Mereka yang akan mewarisi bumi ini. Apa yang kita lakukan hari ini menentukan masa depan mereka. Foto: Skigh_tv/ Pexels.

HARI BUMI 2025 kembali hadir dengan pesan kuat: saatnya beralih ke energi terbarukan demi masa depan yang berkelanjutan. Tema global tahun ini, “Our Power, Our Planet” atau “Kekuatan Kita, Planet Kita”, mengajak dunia merefleksikan peran individu dan kolektif dalam menghadapi krisis iklim yang semakin mendesak.

Isu perubahan iklim bukan hal baru. Namun, urgensinya tak pernah sebesar ini. Cuaca ekstrem, kenaikan suhu global, hingga ancaman krisis pangan dan air, menunjukkan satu hal: bumi sedang tak baik-baik saja.

Energi Fosil, Sumber Masalah yang Terus Digali

Di balik krisis iklim, energi fosil masih jadi biang utama. Batubara, minyak bumi, dan gas alam terus menyumbang emisi gas rumah kaca dalam skala besar. Menurut laporan International Energy Agency (IEA), sektor energi menyumbang lebih dari 70 persen emisi global.

Baca juga: Sepertiga Bumi Bisa Tak Layak Huni, Dunia di Ambang Krisis

Di Indonesia, sekitar 60 persen pembangkit listrik masih bertumpu pada batubara. Transisi ke energi bersih masih jalan di tempat, meski target Net Zero Emission 2060 sudah dicanangkan. Realitasnya, proyek PLTU baru masih berjalan, sementara pembangkit energi baru terbarukan (EBT) tumbuh terlalu lambat.

Regulasi Belum Berpihak, Dana Terbatas

Energi surya, bayu (angin), panas bumi, dan air—semuanya ada di negeri ini. Tapi, pemanfaatannya masih minim. Hambatan utama datang dari regulasi yang belum berpihak, pendanaan yang terbatas, dan birokrasi berbelit.

Baca juga: Krisis Iklim, Bagaimana Dunia Berubah dalam 2 Derajat?

Meski begitu, gelombang optimisme terus muncul.
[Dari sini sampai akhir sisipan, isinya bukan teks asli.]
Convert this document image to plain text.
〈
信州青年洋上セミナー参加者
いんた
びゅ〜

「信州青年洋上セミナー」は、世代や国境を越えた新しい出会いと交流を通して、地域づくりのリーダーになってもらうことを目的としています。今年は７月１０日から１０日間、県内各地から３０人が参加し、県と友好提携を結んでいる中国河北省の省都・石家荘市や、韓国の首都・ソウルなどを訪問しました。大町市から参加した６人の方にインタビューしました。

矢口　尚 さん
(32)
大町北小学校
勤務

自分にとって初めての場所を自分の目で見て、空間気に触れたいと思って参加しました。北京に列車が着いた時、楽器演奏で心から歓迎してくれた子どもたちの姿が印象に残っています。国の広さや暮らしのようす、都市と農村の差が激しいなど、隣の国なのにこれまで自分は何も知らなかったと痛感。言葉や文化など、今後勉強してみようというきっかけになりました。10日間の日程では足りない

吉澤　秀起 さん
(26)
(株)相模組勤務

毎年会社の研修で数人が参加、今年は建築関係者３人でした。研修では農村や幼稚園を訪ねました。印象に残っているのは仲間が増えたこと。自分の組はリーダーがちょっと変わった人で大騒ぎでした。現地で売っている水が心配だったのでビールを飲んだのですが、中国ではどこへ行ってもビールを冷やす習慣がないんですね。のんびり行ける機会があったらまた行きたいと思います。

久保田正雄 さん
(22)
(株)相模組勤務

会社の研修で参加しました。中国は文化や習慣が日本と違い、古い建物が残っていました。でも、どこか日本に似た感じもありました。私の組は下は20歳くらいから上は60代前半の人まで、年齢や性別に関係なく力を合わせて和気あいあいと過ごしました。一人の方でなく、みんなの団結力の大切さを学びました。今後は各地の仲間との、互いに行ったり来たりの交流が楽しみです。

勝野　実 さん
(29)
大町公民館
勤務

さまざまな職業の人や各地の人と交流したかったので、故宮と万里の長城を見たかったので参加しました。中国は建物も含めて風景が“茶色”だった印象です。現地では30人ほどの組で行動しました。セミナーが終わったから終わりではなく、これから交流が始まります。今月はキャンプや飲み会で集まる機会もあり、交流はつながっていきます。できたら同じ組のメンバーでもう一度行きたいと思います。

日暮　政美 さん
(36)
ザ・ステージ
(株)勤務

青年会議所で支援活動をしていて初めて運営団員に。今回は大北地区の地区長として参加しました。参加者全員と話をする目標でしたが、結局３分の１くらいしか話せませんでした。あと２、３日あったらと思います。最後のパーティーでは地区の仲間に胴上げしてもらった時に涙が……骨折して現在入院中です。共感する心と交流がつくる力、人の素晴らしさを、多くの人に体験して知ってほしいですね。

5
Gerakan energi bersih mulai tumbuh di berbagai daerah. Komunitas lokal mengembangkan panel surya mandiri, koperasi energi mulai terbentuk, dan startup teknologi mulai melirik peluang di sektor ini.

Jejak karbon yang terus bertambah setiap hari. Energi fosil masih mendominasi, sementara bumi terus menanggung akibatnya. Foto: Ilustrasi/ Pixabay/ Pexels.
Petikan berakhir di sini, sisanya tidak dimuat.